Kesembilan. Ingatan massa yang masih dangkal dan pendek. Semata pemilihan saja ingatan. Jadi partai enggan kerja keras karena toh nantinya rakyat tidak akan ingat apa yang sudah susah payah dilakukan. Rekam jejak prestasi itu tidak lagi menjadi penting. Lihat dengan capaian Ahok atau  politisi lain yang berkinerja bagus. Rontok seketika dengan permainan kotor kecil sesaat.
Kesepuluh. Latar belakang Deny Indrayana jauh dari birokrasi. Seorang akademisi dan aktivis. Jauh lebih penting ilmunya untuk pendidikan generasi muda masa depan bangsa sejatinya. Gubernur belum tentu bisa ia emban dengan sangat baik.
Kesebelas. Benar ia putera daerah, apakah ia kenal dengan baik daerahnya? Atau malah jangan-jangan hanya numpang lahir? Melihat  data pribadinya sebagaimana kata Wikipedia, lebih banyak usianya di luar Kalimantan Selatan. Pekerjaan dosen di Jogyakarta, jelas studi di sini selain di luar negeri. Pemahaman soal Kalimantan Selatan apa memadai.
Keduabelas. Tokoh Gerindra mengatakan Kalimantan Selatan perlu pemimpin baru apalagi di tengah pandemi seperti ini. Sangat mendasar dan krusial. Kalimantan Selatann termasuk sangat tinggi. Apalagi mau membandingkan dengan jumlah penderita dan penduduk. Sangat mungkin nomor satu di Indonesia. Lagi-lagi, apakah kapasitas Deny mampu menjawab tantangan ini?

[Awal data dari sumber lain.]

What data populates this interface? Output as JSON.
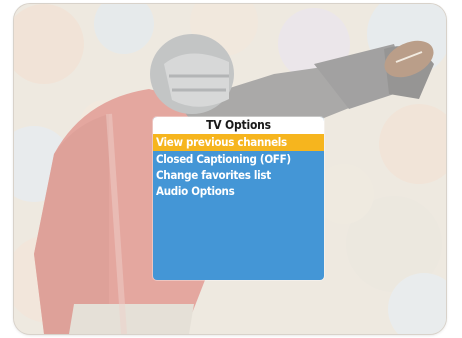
{
  "menu": {
    "title": "TV Options",
    "selected_index": 0,
    "items": [
      {
        "label": "View previous channels"
      },
      {
        "label": "Closed Captioning (OFF)"
      },
      {
        "label": "Change favorites list"
      },
      {
        "label": "Audio Options"
      }
    ]
  },
  "colors": {
    "menu_background": "#4496d6",
    "highlight": "#f6b51e",
    "title_background": "#ffffff",
    "jersey": "#d25a52",
    "helmet": "#8a8f96"
  },
  "background": {
    "subject": "football-player-catching-ball-illustration"
  }
}
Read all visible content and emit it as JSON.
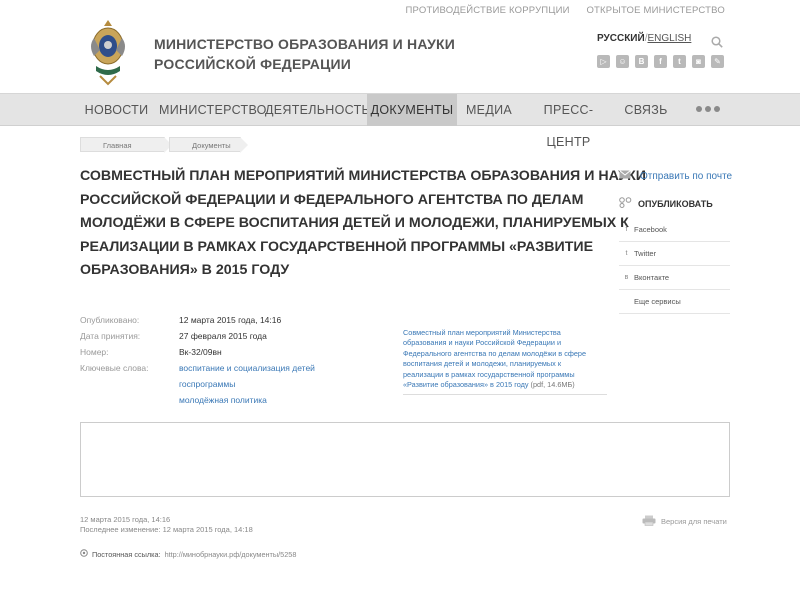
{
  "top_links": [
    "ПРОТИВОДЕЙСТВИЕ КОРРУПЦИИ",
    "ОТКРЫТОЕ МИНИСТЕРСТВО"
  ],
  "site": {
    "ministry_line1": "МИНИСТЕРСТВО ОБРАЗОВАНИЯ И НАУКИ",
    "ministry_line2": "РОССИЙСКОЙ ФЕДЕРАЦИИ"
  },
  "lang": {
    "ru": "РУССКИЙ",
    "sep": "/",
    "en": "ENGLISH"
  },
  "socials": [
    {
      "icon": "youtube-icon",
      "glyph": "▷"
    },
    {
      "icon": "livejournal-icon",
      "glyph": "☺"
    },
    {
      "icon": "vkontakte-icon",
      "glyph": "B"
    },
    {
      "icon": "facebook-icon",
      "glyph": "f"
    },
    {
      "icon": "twitter-icon",
      "glyph": "t"
    },
    {
      "icon": "instagram-icon",
      "glyph": "◙"
    },
    {
      "icon": "rss-icon",
      "glyph": "✎"
    }
  ],
  "nav": [
    "НОВОСТИ",
    "МИНИСТЕРСТВО",
    "ДЕЯТЕЛЬНОСТЬ",
    "ДОКУМЕНТЫ",
    "МЕДИА",
    "ПРЕСС-ЦЕНТР",
    "СВЯЗЬ"
  ],
  "nav_active": "ДОКУМЕНТЫ",
  "breadcrumb": [
    "Главная",
    "Документы"
  ],
  "headline_lines": [
    "СОВМЕСТНЫЙ ПЛАН МЕРОПРИЯТИЙ МИНИСТЕРСТВА ОБРАЗОВАНИЯ И НАУКИ",
    "РОССИЙСКОЙ ФЕДЕРАЦИИ И ФЕДЕРАЛЬНОГО АГЕНТСТВА ПО ДЕЛАМ",
    "МОЛОДЁЖИ В СФЕРЕ ВОСПИТАНИЯ ДЕТЕЙ И МОЛОДЕЖИ, ПЛАНИРУЕМЫХ К",
    "РЕАЛИЗАЦИИ В РАМКАХ ГОСУДАРСТВЕННОЙ ПРОГРАММЫ «РАЗВИТИЕ",
    "ОБРАЗОВАНИЯ» В 2015 ГОДУ"
  ],
  "meta": {
    "published_label": "Опубликовано:",
    "published_value": "12 марта 2015 года, 14:16",
    "adopted_label": "Дата принятия:",
    "adopted_value": "27 февраля 2015 года",
    "number_label": "Номер:",
    "number_value": "Вк-32/09вн",
    "keywords_label": "Ключевые слова:",
    "keywords": [
      "воспитание и социализация детей",
      "госпрограммы",
      "молодёжная политика"
    ]
  },
  "doc_file": {
    "lines": [
      "Совместный план мероприятий Министерства",
      "образования и науки Российской Федерации и",
      "Федерального агентства по делам молодёжи в сфере",
      "воспитания детей и молодежи, планируемых к",
      "реализации в рамках государственной программы",
      "«Развитие образования» в 2015 году"
    ],
    "size": " (pdf, 14.6МБ)"
  },
  "sidebar": {
    "mail_label": "Отправить по почте",
    "publish_label": "ОПУБЛИКОВАТЬ",
    "items": [
      {
        "label": "Facebook",
        "glyph": "f"
      },
      {
        "label": "Twitter",
        "glyph": "t"
      },
      {
        "label": "Вконтакте",
        "glyph": "в"
      },
      {
        "label": "Еще сервисы",
        "glyph": ""
      }
    ]
  },
  "footer": {
    "date_line1": "12 марта 2015 года, 14:16",
    "date_line2": "Последнее изменение: 12 марта 2015 года, 14:18",
    "print_label": "Версия для печати",
    "permalink_label": "Постоянная ссылка:",
    "permalink_url": "http://минобрнауки.рф/документы/5258"
  },
  "colors": {
    "link": "#3a78b6",
    "nav_bg": "#e4e4e4",
    "nav_active": "#c9c9c9"
  }
}
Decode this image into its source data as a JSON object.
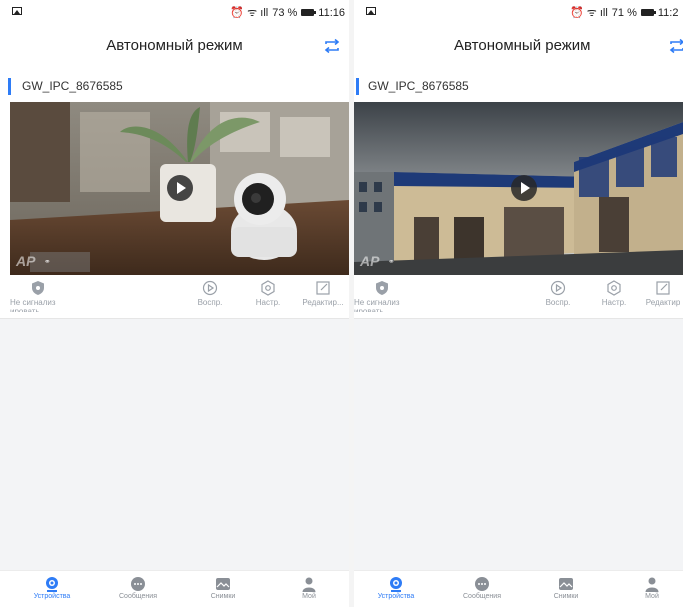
{
  "left": {
    "status_bar": {
      "indicators": "⏰ ᯤ ıll",
      "battery": "73 %",
      "time": "11:16"
    },
    "title": "Автономный режим",
    "device_name": "GW_IPC_8676585",
    "video": {
      "watermark": "AP"
    },
    "actions": {
      "alarm_status": "Не сигнализ",
      "alarm_status_cut": "ировать",
      "playback": "Воспр.",
      "settings": "Настр.",
      "edit": "Редактир..."
    },
    "tabs": [
      "Устройства",
      "Сообщения",
      "Снимки",
      "Мой"
    ]
  },
  "right": {
    "status_bar": {
      "indicators": "⏰ ᯤ ıll",
      "battery": "71 %",
      "time": "11:2"
    },
    "title": "Автономный режим",
    "device_name": "GW_IPC_8676585",
    "video": {
      "watermark": "AP"
    },
    "actions": {
      "alarm_status": "Не сигнализ",
      "alarm_status_cut": "ировать",
      "playback": "Воспр.",
      "settings": "Настр.",
      "edit": "Редактир"
    },
    "tabs": [
      "Устройства",
      "Сообщения",
      "Снимки",
      "Мой"
    ]
  },
  "colors": {
    "accent": "#2e7cf6",
    "inactive": "#9aa0a8",
    "background_grey": "#f3f4f6"
  },
  "icons": [
    "gallery-icon",
    "alarm-icon",
    "wifi-icon",
    "signal-icon",
    "battery-icon",
    "switch-mode-icon",
    "play-icon",
    "shield-icon",
    "playback-icon",
    "settings-icon",
    "edit-icon",
    "devices-icon",
    "messages-icon",
    "snapshots-icon",
    "profile-icon"
  ]
}
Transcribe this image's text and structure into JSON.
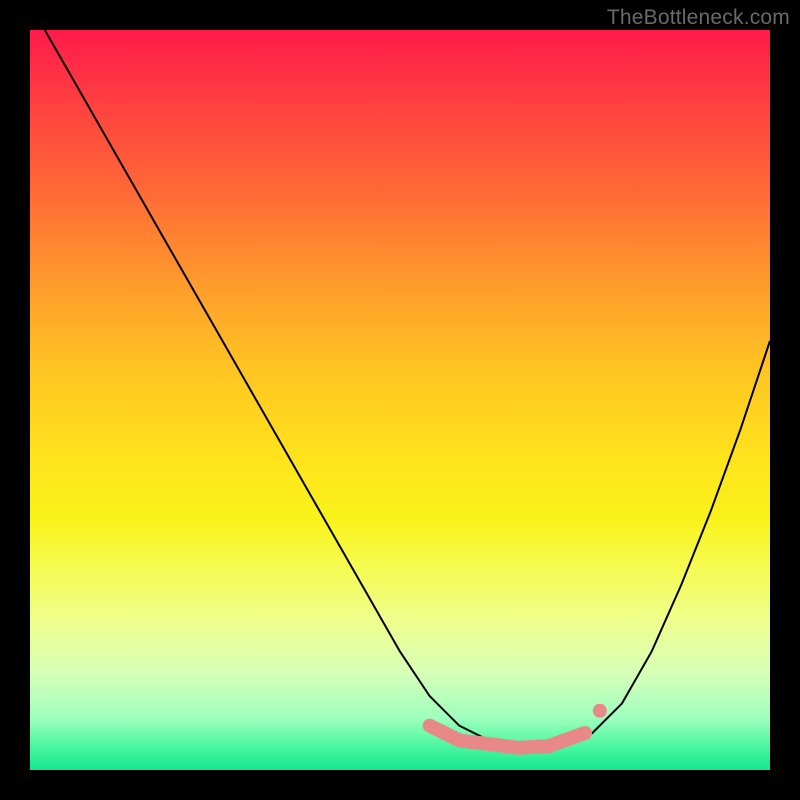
{
  "watermark": "TheBottleneck.com",
  "colors": {
    "frame": "#000000",
    "curve": "#000000",
    "marker_fill": "#e98888",
    "marker_stroke": "#d97070"
  },
  "chart_data": {
    "type": "line",
    "title": "",
    "xlabel": "",
    "ylabel": "",
    "xlim": [
      0,
      100
    ],
    "ylim": [
      0,
      100
    ],
    "grid": false,
    "legend": false,
    "series": [
      {
        "name": "bottleneck-curve",
        "x": [
          2,
          6,
          10,
          14,
          18,
          22,
          26,
          30,
          34,
          38,
          42,
          46,
          50,
          52,
          54,
          56,
          58,
          60,
          62,
          64,
          66,
          68,
          72,
          76,
          80,
          84,
          88,
          92,
          96,
          100
        ],
        "y": [
          100,
          93,
          86,
          79,
          72,
          65,
          58,
          51,
          44,
          37,
          30,
          23,
          16,
          13,
          10,
          8,
          6,
          5,
          4,
          3.5,
          3,
          3,
          3.5,
          5,
          9,
          16,
          25,
          35,
          46,
          58
        ]
      }
    ],
    "markers": [
      {
        "name": "optimum-band-left",
        "x": 54,
        "y": 6
      },
      {
        "name": "optimum-band-mid1",
        "x": 58,
        "y": 4
      },
      {
        "name": "optimum-band-mid2",
        "x": 62,
        "y": 3.5
      },
      {
        "name": "optimum-band-mid3",
        "x": 66,
        "y": 3
      },
      {
        "name": "optimum-band-right",
        "x": 70,
        "y": 3.2
      },
      {
        "name": "right-knee",
        "x": 75,
        "y": 5
      }
    ],
    "annotations": []
  }
}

Berkaitan dengan ulasan di atas, cenderung Deny diajukan sebagai calon karena balas jasa Gerindra dan Prabowo yang sudah  mati-matian dibela di meja peradilan ketika mengajukan sengketa pilpres. Mau ngaco atau tidak, toh anggapan kubu mereka ini sebuah prestasi. Susah melihat Deny memiliki cukup kapasitas sebagai pimpinan daerah. Ingat bukan soal kemampuan sebagai aakademisi dan aktivis. Beda ulasan.
Miris sebenarnya, ketika orang sudah profesional di bidangnya, digoda masuk politik dan kalau berhasi sih bagus. Kalau gagal? Wong daerah kog dipimpin dengan coba-coba. Apa kalau tenar mesti pintar dan mampu memimpin?
Paradigma partai politik potong kompas dan instan masih terlalu kuat. Enggan dan abai proses berpolitik. Pokok menang dan kadang juga menggunakan segala cara asal dapat kursi dan menang. Kapan memberikan pembelajaran politik?